Done right, SaaS offerings — sometimes called cloud computing applications — can eliminate capital expenditure costs required to roll out new systems and reduce service and maintenance costs. But a badly negotiated contract can end up being an expensive burden that can last for many years, long after arguments that these contracts save capital expenditure costs have been forgotten, Sharp said.
“If you go into this blindly, you’ll end up paying a lot more than doing it in-house,” he said.
Many Asian companies are considering SaaS applications as a way to cut their IT costs, particularly capital expenditures, said Michael Barnes, vice president of software and Asia-Pacific research, at Springboard Research.
“There’s an absolute focus on cost savings.

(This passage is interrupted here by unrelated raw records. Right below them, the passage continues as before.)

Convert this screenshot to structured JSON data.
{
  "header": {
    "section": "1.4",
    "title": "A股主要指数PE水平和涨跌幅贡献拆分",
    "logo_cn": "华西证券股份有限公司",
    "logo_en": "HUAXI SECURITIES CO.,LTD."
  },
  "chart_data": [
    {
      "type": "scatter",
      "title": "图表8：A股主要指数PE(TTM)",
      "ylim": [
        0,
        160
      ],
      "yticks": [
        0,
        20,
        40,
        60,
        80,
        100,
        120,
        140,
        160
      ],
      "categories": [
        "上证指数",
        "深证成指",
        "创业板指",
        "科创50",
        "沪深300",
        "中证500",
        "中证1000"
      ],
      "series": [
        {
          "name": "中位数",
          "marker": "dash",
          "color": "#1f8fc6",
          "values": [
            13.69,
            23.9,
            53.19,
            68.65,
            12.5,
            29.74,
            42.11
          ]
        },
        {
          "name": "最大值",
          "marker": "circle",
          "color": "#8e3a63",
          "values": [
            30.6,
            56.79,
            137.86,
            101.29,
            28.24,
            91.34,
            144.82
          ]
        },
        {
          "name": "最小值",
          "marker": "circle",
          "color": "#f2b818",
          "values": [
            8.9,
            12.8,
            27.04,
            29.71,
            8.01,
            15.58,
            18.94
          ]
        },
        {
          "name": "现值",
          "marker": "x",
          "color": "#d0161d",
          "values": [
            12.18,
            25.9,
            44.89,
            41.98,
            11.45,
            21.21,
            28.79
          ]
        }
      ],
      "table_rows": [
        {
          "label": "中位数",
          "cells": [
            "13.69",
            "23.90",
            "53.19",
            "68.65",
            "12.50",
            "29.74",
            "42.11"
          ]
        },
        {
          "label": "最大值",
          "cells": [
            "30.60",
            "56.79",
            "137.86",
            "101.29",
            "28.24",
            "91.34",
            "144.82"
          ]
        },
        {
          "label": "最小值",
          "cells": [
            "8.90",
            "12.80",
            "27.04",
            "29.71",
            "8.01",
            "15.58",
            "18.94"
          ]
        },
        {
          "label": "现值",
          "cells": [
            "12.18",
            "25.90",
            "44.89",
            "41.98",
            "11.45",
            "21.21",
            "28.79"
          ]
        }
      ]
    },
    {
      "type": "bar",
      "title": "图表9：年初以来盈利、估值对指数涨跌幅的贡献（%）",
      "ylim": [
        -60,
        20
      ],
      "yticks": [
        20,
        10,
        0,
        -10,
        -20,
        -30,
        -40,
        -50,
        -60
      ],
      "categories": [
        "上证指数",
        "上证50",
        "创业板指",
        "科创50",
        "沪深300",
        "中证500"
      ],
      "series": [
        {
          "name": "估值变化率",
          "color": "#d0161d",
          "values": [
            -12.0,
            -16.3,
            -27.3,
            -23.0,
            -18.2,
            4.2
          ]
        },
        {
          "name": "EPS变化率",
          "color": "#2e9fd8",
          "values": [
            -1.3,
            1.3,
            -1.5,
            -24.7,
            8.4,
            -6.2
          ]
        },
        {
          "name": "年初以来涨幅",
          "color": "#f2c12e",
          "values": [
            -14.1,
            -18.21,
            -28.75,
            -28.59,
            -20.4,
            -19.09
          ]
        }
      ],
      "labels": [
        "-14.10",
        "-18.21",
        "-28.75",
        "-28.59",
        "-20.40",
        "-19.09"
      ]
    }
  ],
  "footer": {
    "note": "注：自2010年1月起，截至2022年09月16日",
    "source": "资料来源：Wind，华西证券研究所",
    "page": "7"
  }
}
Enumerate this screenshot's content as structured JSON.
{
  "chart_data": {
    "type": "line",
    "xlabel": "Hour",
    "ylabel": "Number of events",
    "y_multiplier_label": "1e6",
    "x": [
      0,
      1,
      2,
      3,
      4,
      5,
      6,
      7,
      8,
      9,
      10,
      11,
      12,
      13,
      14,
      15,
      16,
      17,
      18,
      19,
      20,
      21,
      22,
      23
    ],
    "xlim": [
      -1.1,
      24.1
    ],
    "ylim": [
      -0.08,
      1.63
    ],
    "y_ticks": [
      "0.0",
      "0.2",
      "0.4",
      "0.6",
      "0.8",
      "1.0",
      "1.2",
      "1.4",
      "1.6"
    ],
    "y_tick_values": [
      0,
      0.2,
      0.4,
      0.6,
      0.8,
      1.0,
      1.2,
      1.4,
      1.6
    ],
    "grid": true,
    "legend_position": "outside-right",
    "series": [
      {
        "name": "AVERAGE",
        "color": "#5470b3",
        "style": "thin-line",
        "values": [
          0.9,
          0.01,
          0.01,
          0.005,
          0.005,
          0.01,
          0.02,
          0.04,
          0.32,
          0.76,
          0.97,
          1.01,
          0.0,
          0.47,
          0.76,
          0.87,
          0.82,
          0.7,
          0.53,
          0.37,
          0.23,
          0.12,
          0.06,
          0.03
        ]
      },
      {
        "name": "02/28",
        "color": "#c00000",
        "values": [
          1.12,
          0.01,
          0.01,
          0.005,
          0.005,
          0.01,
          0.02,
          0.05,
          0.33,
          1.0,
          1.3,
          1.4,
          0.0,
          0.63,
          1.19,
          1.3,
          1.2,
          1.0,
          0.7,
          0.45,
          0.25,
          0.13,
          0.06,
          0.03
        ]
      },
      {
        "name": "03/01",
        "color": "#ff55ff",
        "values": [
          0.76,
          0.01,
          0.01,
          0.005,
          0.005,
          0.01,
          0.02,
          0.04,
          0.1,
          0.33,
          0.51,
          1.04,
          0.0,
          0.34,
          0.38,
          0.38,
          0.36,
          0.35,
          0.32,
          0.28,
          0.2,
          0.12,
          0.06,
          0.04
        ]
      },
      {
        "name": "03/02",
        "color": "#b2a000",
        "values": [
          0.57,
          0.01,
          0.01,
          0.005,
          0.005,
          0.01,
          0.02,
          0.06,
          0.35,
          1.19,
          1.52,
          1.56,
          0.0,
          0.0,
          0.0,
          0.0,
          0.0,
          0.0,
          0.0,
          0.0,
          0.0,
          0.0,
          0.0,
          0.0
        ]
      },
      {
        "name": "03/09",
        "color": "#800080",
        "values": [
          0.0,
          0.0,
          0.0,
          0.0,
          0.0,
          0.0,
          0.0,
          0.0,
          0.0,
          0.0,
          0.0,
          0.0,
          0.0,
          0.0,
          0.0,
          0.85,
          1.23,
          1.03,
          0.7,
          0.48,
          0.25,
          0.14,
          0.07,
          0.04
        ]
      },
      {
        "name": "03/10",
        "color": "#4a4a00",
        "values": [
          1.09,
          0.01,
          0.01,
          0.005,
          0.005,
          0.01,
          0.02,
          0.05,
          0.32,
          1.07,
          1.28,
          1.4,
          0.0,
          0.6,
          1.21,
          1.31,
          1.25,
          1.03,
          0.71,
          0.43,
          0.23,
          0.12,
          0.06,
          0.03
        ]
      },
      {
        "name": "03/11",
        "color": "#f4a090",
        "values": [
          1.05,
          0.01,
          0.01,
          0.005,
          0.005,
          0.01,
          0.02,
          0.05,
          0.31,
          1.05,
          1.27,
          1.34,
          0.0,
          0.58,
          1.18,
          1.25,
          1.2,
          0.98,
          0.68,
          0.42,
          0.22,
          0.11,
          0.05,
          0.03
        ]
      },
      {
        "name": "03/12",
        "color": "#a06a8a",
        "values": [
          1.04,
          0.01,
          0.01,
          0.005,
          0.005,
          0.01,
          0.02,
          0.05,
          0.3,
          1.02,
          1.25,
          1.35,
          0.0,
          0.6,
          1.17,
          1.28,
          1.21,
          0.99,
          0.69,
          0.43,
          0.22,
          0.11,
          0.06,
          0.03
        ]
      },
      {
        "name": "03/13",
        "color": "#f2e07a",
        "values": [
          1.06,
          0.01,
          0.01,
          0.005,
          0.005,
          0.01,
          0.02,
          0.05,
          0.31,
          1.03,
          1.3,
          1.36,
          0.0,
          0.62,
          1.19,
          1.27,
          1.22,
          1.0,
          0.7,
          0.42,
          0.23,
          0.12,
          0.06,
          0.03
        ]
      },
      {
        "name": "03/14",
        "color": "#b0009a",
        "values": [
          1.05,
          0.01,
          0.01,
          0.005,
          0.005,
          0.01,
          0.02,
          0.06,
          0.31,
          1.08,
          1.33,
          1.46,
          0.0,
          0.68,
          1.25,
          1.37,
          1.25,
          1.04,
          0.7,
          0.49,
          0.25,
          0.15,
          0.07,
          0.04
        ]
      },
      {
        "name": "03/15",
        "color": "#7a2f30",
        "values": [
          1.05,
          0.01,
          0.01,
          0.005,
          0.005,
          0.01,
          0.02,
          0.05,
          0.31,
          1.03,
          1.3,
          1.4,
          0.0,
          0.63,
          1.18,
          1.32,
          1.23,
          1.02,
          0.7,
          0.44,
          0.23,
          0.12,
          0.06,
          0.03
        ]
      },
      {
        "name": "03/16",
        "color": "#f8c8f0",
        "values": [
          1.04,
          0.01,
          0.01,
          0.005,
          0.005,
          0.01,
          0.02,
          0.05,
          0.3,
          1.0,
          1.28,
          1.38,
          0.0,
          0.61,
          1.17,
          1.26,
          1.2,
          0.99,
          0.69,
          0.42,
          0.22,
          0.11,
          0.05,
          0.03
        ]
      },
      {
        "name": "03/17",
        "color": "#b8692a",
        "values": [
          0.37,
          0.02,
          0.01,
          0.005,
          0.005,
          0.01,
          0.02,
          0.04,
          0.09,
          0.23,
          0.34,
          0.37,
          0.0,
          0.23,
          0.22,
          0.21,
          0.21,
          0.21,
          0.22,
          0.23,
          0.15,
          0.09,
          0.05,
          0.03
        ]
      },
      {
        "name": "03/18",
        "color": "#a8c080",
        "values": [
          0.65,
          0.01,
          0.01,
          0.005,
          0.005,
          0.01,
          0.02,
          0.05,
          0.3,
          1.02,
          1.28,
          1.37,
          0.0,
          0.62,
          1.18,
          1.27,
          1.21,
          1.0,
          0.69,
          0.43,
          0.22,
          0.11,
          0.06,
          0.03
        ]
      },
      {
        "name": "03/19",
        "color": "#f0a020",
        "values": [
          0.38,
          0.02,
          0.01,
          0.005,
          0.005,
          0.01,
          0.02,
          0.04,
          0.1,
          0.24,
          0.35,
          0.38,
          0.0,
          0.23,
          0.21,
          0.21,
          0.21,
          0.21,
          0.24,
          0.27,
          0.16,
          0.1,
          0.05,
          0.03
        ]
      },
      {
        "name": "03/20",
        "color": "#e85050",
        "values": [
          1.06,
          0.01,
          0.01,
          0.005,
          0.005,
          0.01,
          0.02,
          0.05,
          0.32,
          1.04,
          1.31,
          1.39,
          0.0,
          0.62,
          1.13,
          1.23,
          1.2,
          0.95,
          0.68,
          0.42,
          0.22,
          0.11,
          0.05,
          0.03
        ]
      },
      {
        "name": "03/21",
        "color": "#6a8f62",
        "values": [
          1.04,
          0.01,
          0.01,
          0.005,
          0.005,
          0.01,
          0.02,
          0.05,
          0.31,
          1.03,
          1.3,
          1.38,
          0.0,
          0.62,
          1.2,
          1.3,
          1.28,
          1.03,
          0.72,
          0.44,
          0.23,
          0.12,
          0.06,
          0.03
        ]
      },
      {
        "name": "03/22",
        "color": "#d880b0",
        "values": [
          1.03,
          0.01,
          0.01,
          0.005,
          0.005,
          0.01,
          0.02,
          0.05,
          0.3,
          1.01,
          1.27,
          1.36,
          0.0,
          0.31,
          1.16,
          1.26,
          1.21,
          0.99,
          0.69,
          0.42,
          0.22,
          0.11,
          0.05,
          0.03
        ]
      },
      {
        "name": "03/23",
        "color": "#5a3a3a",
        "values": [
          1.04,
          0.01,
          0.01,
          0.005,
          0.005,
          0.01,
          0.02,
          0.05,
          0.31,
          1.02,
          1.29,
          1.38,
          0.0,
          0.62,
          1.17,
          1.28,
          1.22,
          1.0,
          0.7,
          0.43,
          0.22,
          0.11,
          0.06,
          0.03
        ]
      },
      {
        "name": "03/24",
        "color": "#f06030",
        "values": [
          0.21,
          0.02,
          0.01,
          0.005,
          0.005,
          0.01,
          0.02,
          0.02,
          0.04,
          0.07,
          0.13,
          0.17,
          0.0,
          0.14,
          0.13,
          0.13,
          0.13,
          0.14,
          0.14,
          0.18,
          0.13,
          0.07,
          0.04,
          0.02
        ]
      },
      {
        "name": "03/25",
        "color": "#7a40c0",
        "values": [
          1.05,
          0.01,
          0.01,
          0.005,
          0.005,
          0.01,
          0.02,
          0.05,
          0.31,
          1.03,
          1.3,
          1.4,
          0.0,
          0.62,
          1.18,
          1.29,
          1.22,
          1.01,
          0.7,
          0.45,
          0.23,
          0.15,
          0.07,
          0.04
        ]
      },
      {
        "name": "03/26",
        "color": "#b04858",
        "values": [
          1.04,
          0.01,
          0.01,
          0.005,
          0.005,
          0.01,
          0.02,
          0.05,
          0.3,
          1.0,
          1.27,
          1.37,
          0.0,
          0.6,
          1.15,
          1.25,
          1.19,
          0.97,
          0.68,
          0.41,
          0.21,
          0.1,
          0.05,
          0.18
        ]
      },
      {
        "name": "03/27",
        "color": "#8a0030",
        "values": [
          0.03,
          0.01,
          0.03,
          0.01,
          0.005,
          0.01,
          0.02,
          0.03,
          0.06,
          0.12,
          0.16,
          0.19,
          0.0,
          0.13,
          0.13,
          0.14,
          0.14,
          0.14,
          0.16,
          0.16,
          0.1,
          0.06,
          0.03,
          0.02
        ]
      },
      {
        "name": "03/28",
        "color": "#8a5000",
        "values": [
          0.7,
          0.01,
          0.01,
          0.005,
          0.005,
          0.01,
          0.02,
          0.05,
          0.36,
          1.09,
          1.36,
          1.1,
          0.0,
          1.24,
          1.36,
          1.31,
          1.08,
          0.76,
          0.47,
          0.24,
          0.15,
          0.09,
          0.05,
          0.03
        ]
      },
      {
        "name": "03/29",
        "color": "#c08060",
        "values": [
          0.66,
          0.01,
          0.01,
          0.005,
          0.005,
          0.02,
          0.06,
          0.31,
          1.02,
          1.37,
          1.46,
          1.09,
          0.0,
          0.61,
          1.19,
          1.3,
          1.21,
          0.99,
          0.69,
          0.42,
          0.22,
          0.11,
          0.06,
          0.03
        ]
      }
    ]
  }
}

Everyone is talking about capex and being able to cut down that up-front expenditure,” he said.
After 12 percent growth during 2008, IT spending in Asia-Pacific, excluding Japan, is expected to grow by 7 percent in 2009, driven by demand from India and China, as well as government stimulus programs, Barnes said.
Technologies that are getting the most attention from Asian companies right now are virtualization, collaboration tools and cloud computing, Barnes said, noting that e-mail, customer relationship management and security are among the most popular SaaS applications in the market.
Barnes advised conference attendees to resist the urge to cut spending on IT, saying investments in SaaS and other technologies can make them more competitive — a factor that is more critical now that key economies are mired in recession.
“In a growth market, even turkeys can fly,” Barnes said. “To avoid being left behind, to position yourself to succeed, you absolutely need to be investing now.”